Here is my problem. I have lots of chores and work that needs to be done. I need to work on my book. I need to prepare questions for some interviews for a TV show I’m helping out with. I need to get caught up on my German so that I am not super behind my classmates when I start school again next Fall. I need to clean and wash the dishes. I need to do a lot of things.
So far I have emailed some of the interview subjects I needed to email but not formulated any of the questions. I have moved my German book and notebook to the table by me but not opened them. I have started cooking dinner but had to put it on hold because the steaks were spoiled (due to me putting off cooking them for to many days). I will finish dinner when B (the boyfriend) gets back from his meeting downtown (he is going by the grocery store afterwards to get more steaks). I washed a couple dishes that I needed to cook dinner but not all of them. I tried to run errands but the Post Office was closed when I got there and I forgot the things I needed to have with me to run the other errands….
I’m not usually so scattered. This only happens on occasion. Usually when I have way overstimulated myself and have not had enough time to recover. I’m trying to take some time to decompress but I only have about a week and I have a lot to do during that time. So, it isn’t truly recovery time. It is just time to not be social.
Even at my best my ability to organize my time and to make time to get everything done is not my strongest ability. I can organize film shoots and schedule everything perfectly but I can’t organize and schedule my own life. If I am on a regular routine structured around a job or school then I do a bit better. I have to write a lot down and make sure I get enough sleep but I stay on schedule better when things are structured. Without a job or school it is more difficult. There is nothing to organize things around. This makes a schedule harder to formulate and makes it much more difficult for me to keep things on track.
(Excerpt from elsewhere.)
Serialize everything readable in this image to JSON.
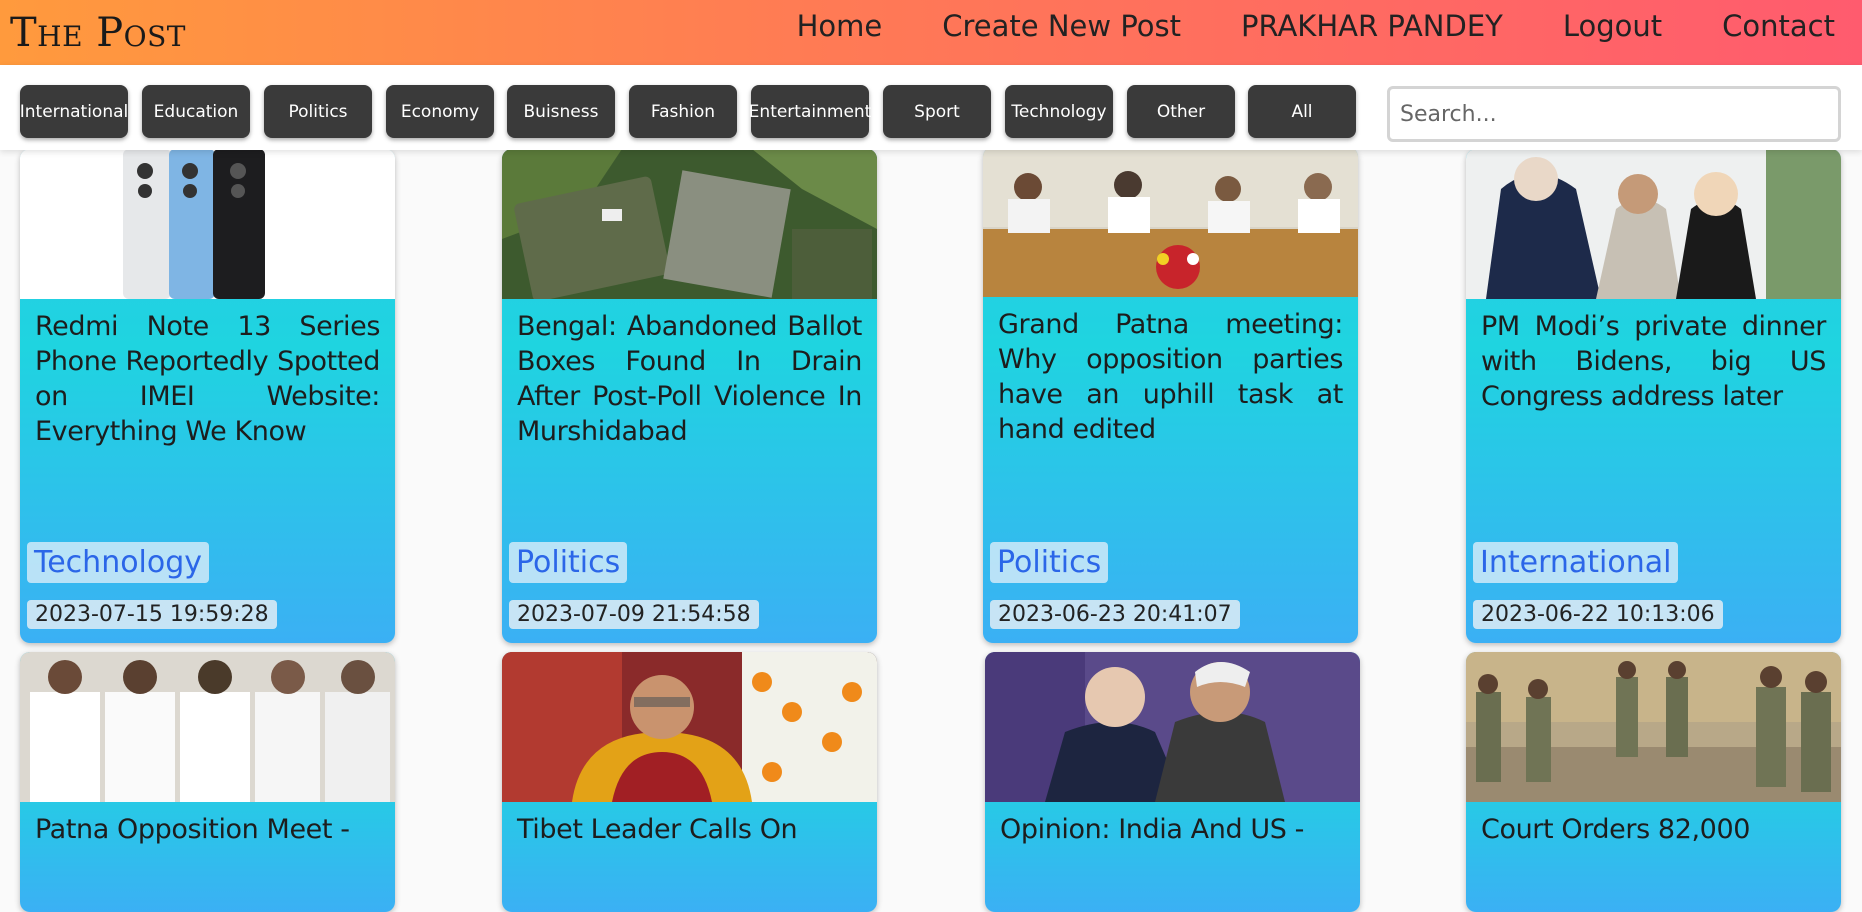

As it is…dishes always need to be washed. There is always laundry I can’t seem to find time to do. So, that now I barely have anything clean to wear. I forget to eat. I stay up to late and sleep to late until there is something to do and I HAVE to get up early. Then I go to bed at 6pm and sleep 15 hours after to many nights of not enough sleep catch up to me.
I know how to fix this. I need to write a schedule for myself. And stick to it. Treat it the same as if it included school or work. Put everything I need to do on a daily and weekly basis in the schedule. I just have to figure out how to start writing this and how to stick to it…..
Which may be a bigger issue than it should be.